Selecionando aleatoriamente os vários livros do Novo Testamento, gastei três anos escrevendo as Escrituras, como eu as compreendia. Então, continuei minhas devoções transcrevendo a cópia escrita no computador, retocando frases enquanto as digitava. Porém, esse processo era mais um exercício profissional do que uma devoção “coração a coração” com Jesus. Assim transcrevi o Novo Testamento e continuei mantendo o tempo de relacionamento pessoal com o Senhor no Antigo Testamento. Levou sete anos para eu completar a transcrição. Aqueles dez anos operaram indescritíveis mudança e crescimento espiritual em minha vida. Sou eternamente agradecido pela direção do Espírito Santo. Desde então, o processo continua, tendo sempre a Escritura e Jesus como o centro.
Engano magistral
A vida devocional deve estar sempre sob cuidado intenso, para não se tornar “justificação pela devoção” nem se transformar simplesmente em hábito de jornada bíblica. Precisamos estar constantemente desconfiados de nós mesmos e, à medida que sondamos o coração, devemos nos dispor a corrigir toda tendência egoísta que o Espírito Santo nos apontar. Esse é um assunto individual. Porque não existe maior sutileza pecaminosa do que o orgulho espiritual por algo que fizemos ou estamos fazendo para o Salvador. Submissão e resignação devem se intensificar proporcionalmente à dádiva do Filho de Deus por nossa redenção. Nessa rendição, Deus não aceitará nada superficial.

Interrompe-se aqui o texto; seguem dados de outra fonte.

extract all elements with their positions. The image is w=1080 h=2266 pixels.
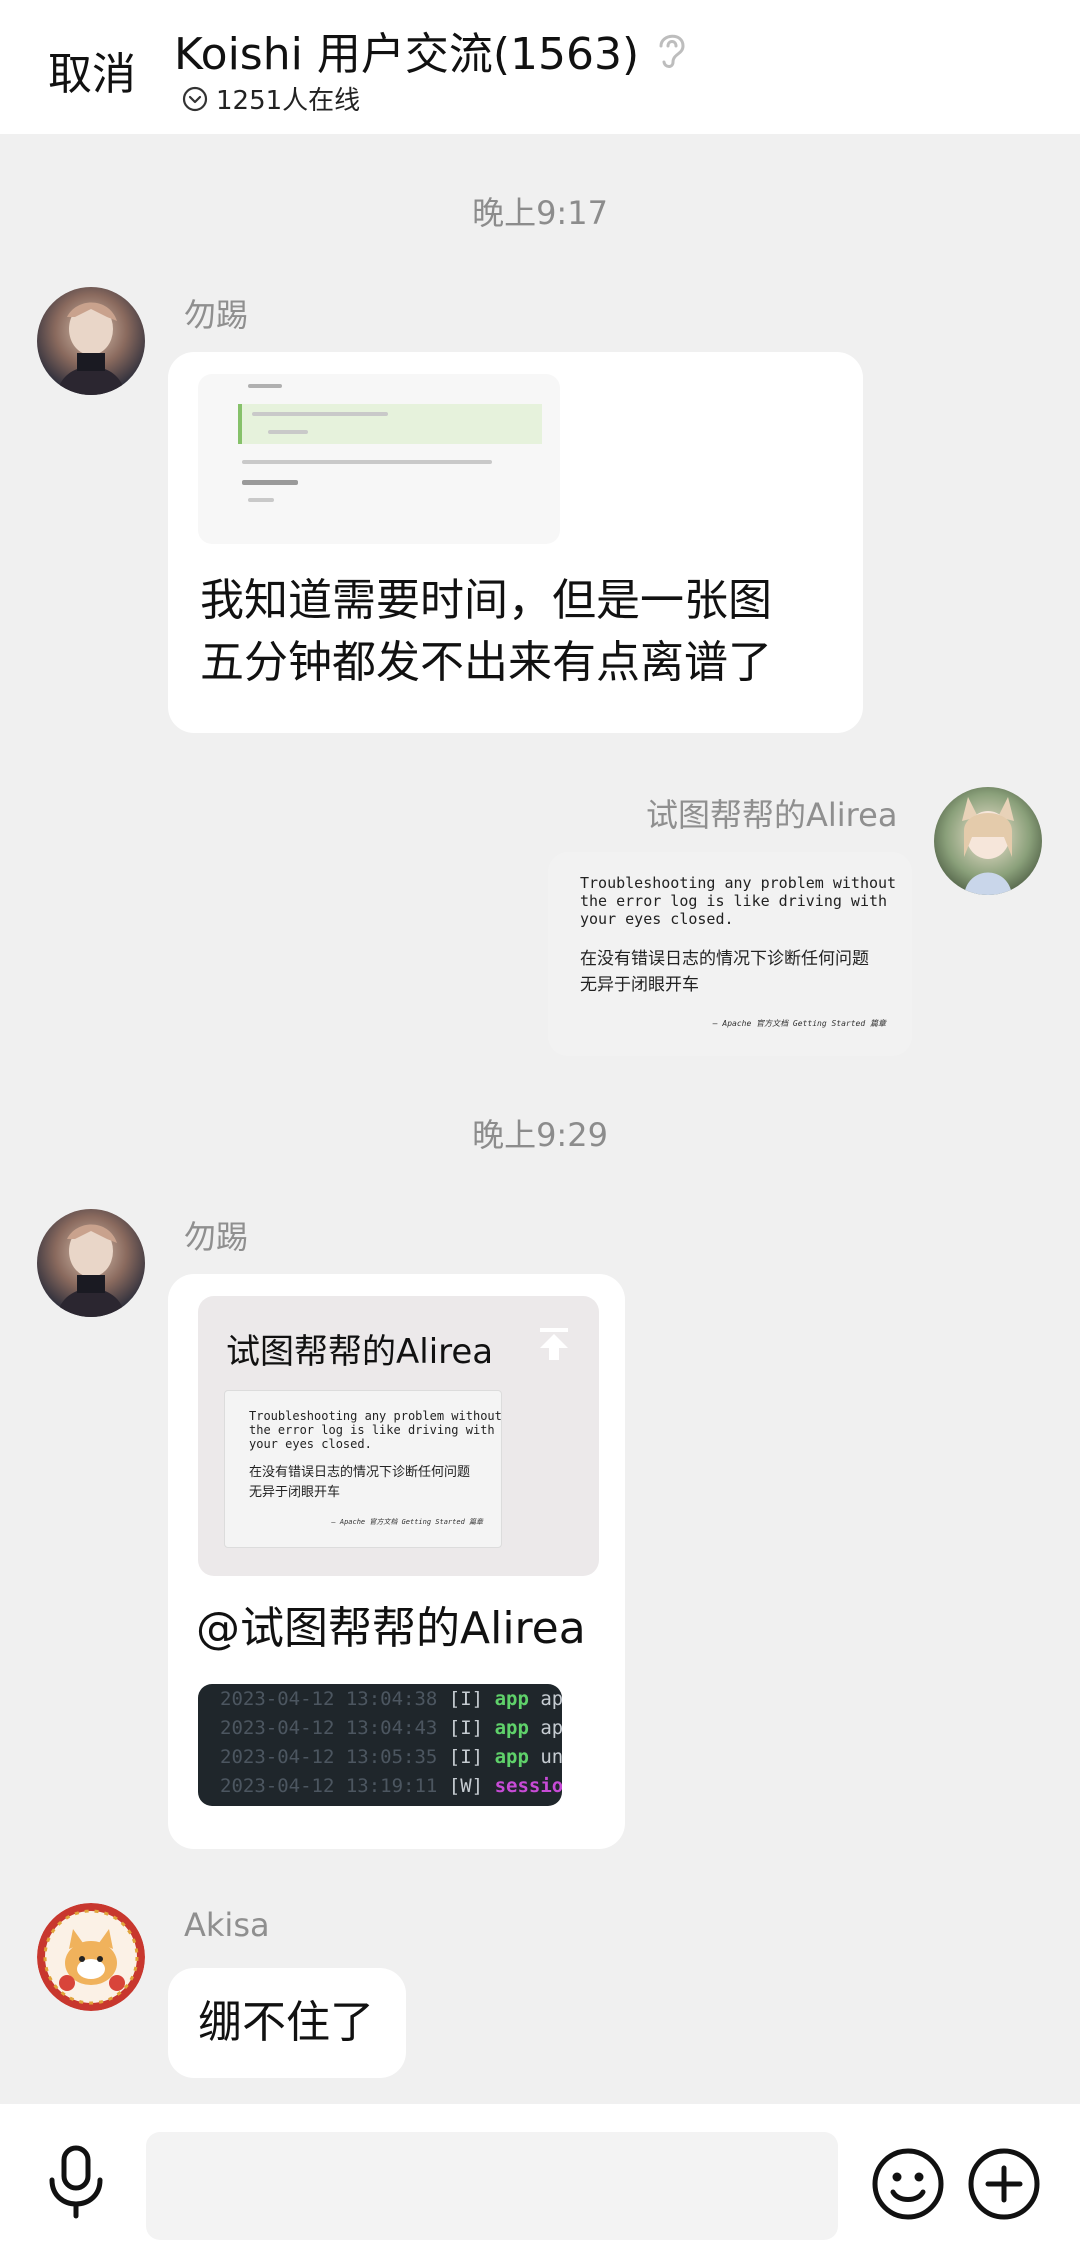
input-bar [0,2104,1080,2266]
title-row: Koishi 用户交流(1563) [174,18,689,82]
avatar[interactable] [37,1903,145,2011]
jump-to-message-icon[interactable] [534,1324,574,1364]
avatar[interactable] [37,287,145,395]
avatar[interactable] [934,787,1042,895]
message-text-line: 五分钟都发不出来有点离谱了 [200,637,772,688]
log-line: 2023-04-12 13:04:38 [I] app appl [220,1688,562,1710]
online-status[interactable]: 1251人在线 [182,80,360,117]
sender-name: Akisa [184,1906,270,1944]
message-bubble[interactable]: 绷不住了 [168,1968,406,2078]
log-line: 2023-04-12 13:04:43 [I] app appl [220,1717,562,1739]
reply-image: Troubleshooting any problem without the … [224,1390,502,1548]
message-input[interactable] [146,2132,838,2240]
avatar[interactable] [37,1209,145,1317]
timestamp: 晚上9:17 [472,194,608,232]
log-line: 2023-04-12 13:05:35 [I] app unlo [220,1746,562,1768]
quote-attribution: — Apache 官方文档 Getting Started 篇章 [331,1518,483,1526]
chat-header: 取消 Koishi 用户交流(1563) 1251人在线 [0,0,1080,134]
cancel-button[interactable]: 取消 [48,38,136,102]
sender-name: 试图帮帮的Alirea [646,796,898,834]
sender-name: 勿踢 [184,1218,249,1256]
microphone-icon[interactable] [44,2144,108,2220]
smiley-icon[interactable] [870,2146,946,2222]
image-thumbnail[interactable]: Troubleshooting any problem without the … [548,852,912,1056]
ear-icon[interactable] [655,28,689,72]
image-thumbnail[interactable] [198,374,560,544]
group-title[interactable]: Koishi 用户交流(1563) [174,18,639,82]
quote-english: Troubleshooting any problem without the … [580,874,897,928]
reply-sender: 试图帮帮的Alirea [226,1332,494,1372]
message-bubble[interactable]: 我知道需要时间，但是一张图 五分钟都发不出来有点离谱了 [168,352,863,733]
image-thumbnail[interactable]: 2023-04-12 13:04:38 [I] app appl 2023-04… [198,1684,562,1806]
log-line: 2023-04-12 13:19:11 [W] session [220,1775,562,1797]
message-bubble[interactable]: 试图帮帮的Alirea Troubleshooting any problem … [168,1274,625,1849]
sender-name: 勿踢 [184,296,249,334]
mention-text[interactable]: @试图帮帮的Alirea [196,1598,586,1660]
message-text-line: 我知道需要时间，但是一张图 [200,575,772,626]
chevron-circle-icon [182,86,208,111]
quote-attribution: — Apache 官方文档 Getting Started 篇章 [712,1019,886,1028]
message-text: 绷不住了 [198,1997,374,2048]
online-count: 1251人在线 [216,86,361,116]
reply-quote[interactable]: 试图帮帮的Alirea Troubleshooting any problem … [198,1296,599,1576]
plus-circle-icon[interactable] [966,2146,1042,2222]
quote-chinese: 在没有错误日志的情况下诊断任何问题 无异于闭眼开车 [249,1465,471,1500]
timestamp: 晚上9:29 [472,1116,608,1154]
quote-english: Troubleshooting any problem without the … [249,1409,502,1451]
quote-chinese: 在没有错误日志的情况下诊断任何问题 无异于闭眼开车 [580,949,869,995]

Sempre haverá distrações, seja por parte da família ou dos membros da igreja, para tomar o tempo que devemos adequadamente separar para a devoção pessoal. Algumas interrupções são necessárias, outras não. Também existem assuntos administrativos que vagueiam pela nossa mente, os quais necessitam de atenção, dificultando a concentração. As necessidades nunca cessam, mas quando ocorrerem, livre-se deste pensamento: “Farei minha devoção mais tarde, quando tiver mais tempo ou melhor disposição”. A luta pela devoção é a batalha da vida. Não valorizemos o púlpito mais do que devemos valorizar Cristo. Se fizermos isso, acabaremos pregando sobre nós mesmos em vez de Jesus.
Motivação
Para mim, a maior inspiração para a devoção espiritual foi o exemplo do próprio Cristo, que sentia necessidade de estar a sós com o Pai, não importando quão cansado estivesse, mesmo que tivesse que fazer isso no meio da noite e após um exaustivo dia em Seu ministério. Tem havido outras motivações das quais o comprometimento com o estudo pessoal da Bíblia tem me incentivado, mas o exemplo de Cristo tem sido sempre o que cria em mim o profundo desejo de comungar pessoalmente com Ele, à semelhança do que Ele fazia com o Pai.

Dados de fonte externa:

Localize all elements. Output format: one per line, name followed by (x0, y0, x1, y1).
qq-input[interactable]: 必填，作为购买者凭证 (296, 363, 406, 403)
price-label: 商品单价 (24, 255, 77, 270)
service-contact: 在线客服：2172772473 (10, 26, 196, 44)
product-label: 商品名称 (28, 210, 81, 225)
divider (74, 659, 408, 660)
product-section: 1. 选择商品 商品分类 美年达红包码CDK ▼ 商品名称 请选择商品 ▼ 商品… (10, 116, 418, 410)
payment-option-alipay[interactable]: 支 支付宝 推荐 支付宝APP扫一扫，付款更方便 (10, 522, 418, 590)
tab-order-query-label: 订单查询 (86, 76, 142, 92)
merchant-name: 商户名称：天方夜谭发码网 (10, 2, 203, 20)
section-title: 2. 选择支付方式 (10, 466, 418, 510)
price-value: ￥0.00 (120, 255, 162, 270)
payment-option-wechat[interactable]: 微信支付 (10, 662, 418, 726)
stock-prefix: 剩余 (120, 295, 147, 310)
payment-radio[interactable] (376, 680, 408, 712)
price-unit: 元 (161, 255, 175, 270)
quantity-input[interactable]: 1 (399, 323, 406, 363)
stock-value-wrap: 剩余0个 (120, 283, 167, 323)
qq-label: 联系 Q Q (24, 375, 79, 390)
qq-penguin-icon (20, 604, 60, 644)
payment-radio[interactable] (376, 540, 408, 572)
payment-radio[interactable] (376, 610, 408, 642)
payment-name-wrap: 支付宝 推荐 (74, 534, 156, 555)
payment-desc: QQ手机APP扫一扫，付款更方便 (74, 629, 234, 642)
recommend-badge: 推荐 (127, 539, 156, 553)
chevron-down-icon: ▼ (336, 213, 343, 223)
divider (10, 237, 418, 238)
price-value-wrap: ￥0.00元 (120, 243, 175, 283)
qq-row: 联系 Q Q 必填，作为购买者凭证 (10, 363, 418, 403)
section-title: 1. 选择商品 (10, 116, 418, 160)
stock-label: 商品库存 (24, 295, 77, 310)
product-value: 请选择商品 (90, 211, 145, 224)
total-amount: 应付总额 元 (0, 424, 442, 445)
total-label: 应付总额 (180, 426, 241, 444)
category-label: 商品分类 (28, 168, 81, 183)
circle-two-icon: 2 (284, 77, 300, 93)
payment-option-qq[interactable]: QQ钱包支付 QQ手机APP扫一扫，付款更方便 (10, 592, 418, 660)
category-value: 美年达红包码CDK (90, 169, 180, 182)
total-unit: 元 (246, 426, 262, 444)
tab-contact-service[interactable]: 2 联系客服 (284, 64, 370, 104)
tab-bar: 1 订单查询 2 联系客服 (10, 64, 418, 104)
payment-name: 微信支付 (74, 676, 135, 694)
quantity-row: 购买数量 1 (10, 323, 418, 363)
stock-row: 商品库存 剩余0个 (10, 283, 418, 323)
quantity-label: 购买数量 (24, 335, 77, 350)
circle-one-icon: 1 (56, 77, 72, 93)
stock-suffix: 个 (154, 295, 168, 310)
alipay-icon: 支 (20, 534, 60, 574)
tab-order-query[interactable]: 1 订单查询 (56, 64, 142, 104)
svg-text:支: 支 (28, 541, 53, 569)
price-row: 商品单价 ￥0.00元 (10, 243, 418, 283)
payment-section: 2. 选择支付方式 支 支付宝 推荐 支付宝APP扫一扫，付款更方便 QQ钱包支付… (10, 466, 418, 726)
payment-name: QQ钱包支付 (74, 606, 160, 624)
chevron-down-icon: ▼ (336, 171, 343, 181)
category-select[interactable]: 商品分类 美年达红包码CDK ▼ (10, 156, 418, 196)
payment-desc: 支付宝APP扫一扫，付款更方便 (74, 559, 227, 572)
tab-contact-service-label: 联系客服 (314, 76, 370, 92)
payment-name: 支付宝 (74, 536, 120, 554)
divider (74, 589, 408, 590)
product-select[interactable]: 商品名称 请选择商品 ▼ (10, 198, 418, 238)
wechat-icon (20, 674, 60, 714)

De que maneira tem isso afetado minha maneira de orar? Levando-me a orar honestamente por mim mesmo, para que eu seja como meu Salvador, para que eu reconheça minhas imperfeições como esposo, pai e pastor, e me fazendo Lhe pedir que faça o que for necessário para me transformar. Para ser honesto, meu desejo de ser salvo não se compara com meu desejo de ver Sua face. Entretanto, o desejo dEle para mim é que eu esteja para sempre com Ele. Esse é também meu desejo.

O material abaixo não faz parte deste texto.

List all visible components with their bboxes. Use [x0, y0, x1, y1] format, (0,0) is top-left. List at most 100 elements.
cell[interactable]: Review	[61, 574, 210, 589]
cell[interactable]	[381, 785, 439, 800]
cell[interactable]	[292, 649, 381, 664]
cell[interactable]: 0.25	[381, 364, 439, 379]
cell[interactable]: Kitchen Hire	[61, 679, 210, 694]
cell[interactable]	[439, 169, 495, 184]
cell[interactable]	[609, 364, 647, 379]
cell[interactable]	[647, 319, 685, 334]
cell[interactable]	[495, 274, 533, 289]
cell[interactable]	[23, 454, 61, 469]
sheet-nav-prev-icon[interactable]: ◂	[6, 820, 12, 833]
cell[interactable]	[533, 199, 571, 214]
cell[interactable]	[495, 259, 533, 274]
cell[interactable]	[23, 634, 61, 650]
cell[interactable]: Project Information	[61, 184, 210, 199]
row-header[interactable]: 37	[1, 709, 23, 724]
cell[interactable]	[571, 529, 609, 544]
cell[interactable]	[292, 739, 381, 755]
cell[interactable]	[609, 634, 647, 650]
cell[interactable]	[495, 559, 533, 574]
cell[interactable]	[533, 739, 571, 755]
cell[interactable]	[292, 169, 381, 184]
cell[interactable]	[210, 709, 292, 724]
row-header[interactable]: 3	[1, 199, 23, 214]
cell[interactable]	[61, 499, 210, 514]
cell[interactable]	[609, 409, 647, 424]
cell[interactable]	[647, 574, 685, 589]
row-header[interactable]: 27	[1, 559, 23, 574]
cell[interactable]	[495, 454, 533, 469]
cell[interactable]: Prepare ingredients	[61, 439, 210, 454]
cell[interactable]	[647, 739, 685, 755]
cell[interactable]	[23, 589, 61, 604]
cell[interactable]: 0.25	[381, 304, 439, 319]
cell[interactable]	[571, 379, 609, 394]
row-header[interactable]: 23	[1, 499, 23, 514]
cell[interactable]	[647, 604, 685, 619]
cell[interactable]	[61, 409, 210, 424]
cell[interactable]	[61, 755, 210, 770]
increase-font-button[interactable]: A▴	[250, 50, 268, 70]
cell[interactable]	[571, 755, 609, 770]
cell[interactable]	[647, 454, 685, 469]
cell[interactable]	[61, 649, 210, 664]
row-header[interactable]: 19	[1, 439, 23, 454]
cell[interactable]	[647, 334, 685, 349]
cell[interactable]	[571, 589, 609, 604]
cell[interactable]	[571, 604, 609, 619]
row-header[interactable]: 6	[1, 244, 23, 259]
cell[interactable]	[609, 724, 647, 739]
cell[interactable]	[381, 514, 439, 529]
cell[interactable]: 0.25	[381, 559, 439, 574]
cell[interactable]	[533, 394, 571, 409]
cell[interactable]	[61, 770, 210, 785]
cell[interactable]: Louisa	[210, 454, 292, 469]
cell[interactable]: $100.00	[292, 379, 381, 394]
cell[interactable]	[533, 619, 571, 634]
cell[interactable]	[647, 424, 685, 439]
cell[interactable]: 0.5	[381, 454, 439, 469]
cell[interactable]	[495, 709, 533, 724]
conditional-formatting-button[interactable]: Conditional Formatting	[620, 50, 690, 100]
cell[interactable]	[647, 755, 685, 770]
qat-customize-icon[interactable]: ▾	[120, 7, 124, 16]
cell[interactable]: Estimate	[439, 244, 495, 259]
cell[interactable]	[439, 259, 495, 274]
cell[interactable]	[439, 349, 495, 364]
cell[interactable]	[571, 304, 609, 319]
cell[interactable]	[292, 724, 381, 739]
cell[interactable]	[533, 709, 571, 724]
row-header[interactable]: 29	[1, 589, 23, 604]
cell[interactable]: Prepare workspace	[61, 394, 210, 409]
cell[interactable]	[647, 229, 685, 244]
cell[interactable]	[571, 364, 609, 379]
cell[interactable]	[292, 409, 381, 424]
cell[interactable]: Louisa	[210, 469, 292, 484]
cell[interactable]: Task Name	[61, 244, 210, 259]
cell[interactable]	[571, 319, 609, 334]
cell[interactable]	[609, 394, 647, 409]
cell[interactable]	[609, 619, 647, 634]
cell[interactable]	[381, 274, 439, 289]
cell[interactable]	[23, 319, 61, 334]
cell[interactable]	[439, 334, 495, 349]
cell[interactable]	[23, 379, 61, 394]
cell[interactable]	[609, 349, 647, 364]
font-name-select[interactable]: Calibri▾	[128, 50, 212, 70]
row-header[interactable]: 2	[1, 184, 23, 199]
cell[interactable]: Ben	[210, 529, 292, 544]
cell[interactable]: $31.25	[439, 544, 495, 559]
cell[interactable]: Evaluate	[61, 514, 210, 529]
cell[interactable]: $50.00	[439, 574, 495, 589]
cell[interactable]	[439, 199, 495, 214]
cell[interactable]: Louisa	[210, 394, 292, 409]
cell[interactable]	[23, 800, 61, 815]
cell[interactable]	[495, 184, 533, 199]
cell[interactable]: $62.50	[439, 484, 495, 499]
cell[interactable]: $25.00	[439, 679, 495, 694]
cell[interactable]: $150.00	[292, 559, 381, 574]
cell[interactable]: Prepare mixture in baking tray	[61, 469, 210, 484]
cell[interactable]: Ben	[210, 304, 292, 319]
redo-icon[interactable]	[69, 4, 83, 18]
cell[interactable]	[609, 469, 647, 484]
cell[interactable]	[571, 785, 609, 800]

Enquanto me torno mais intimamente relacionado com Cristo, sinto a diferença entre mim e Ele. E entendo minha imperfeição para refletir Sua bondade, compaixão, benevolência, Seu perdão e Sua disposição para suportar a dor em favor de outras pessoas. Isso não é tão simples, mas continua sendo a base do que o relacionamento com Ele pode realizar.
Portanto, a jornada que foi iniciada há décadas, em uma biblioteca militar, continua hoje à medida que procuro conhecer mais e mais meu Senhor, esperando pelo tempo em que, embora agora vendo “como em espelho, obscuramente; então, veremos face a face” (1Co 13:12).